Obviously, for real estate investments to be a wild success, the mining sector must succeed. On the other hand, investing in the right mining company that will show the success of Mongolia's mining sector with an improving share price can be tricky, even without the government shenanigans. Trying to capture the mining sector success via real estate will likely not match the returns of the best performing mining stock in a given year, but it also will not be one of the many underperforming mining companies. In this way, real estate is a safer way to play the growth story if and when Mongolia's growth story arrives.
That said, one should thoroughly understand the risks of this investment and its valuation prior to investing. Like Mongolian Mining Corporation, Mongolia Growth Group uses its website to provide as much transparent material as possible. This should be studied prior to investment.

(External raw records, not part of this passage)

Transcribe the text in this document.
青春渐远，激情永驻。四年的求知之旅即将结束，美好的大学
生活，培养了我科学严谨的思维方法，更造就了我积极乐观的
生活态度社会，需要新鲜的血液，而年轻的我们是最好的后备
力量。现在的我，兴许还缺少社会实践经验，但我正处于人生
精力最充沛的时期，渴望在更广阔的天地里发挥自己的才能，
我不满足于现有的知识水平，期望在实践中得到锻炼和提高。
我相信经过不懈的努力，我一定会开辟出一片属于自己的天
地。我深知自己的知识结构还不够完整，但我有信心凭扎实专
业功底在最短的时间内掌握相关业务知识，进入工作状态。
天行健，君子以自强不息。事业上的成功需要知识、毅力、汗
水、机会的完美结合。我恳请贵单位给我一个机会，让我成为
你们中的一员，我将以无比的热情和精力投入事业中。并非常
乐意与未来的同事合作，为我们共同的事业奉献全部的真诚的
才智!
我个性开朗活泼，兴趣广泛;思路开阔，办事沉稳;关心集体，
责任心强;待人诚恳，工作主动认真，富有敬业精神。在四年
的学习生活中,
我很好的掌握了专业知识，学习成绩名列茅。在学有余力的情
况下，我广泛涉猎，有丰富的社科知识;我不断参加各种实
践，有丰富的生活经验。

Blue Wolf Mongolia Holdings
While the first company was a value play and the second a growth play, this one is an intriguing speculation. Blue Wolf Mongolia Holdings (MNGLU) is a blank check company which originally raised $80.5 million in the summer of 2011. The company has to invest its capital in a single project by April 20, 2013. It has been presumed by local rumors that the company would purchase a mine. However, there is no restriction on how the company selects its investment.
It may be speculation to buy the company, but one can assume the stock price will pop when an investment decision is made. Furthermore, the instability in the financial markets wrought by Mongolian politicians over the past few months has left many assets in the country trading at low valuations. Either the company will make its move to purchase an asset sometime in the coming 3 quarters or if not, the company is a pile of cash waiting to make a purchase, and the share price is relatively stable while it has no underlying asset. Worst case scenario might be that the company decides there is no investment opportunity good enough and returns cash to investors.
While Mongolia's government finds its way, there are investment opportunities being created. There is a famous saying that the best time to invest is when there is blood in the streets. For cautious thoughtful investors willing to build positions patiently, there are such opportunities in Mongolia.
One should keep in mind that Mongolia itself is impacted by the global economic situation, specifically neighboring China's economic situation, and particularly natural resource demand both in China and globally.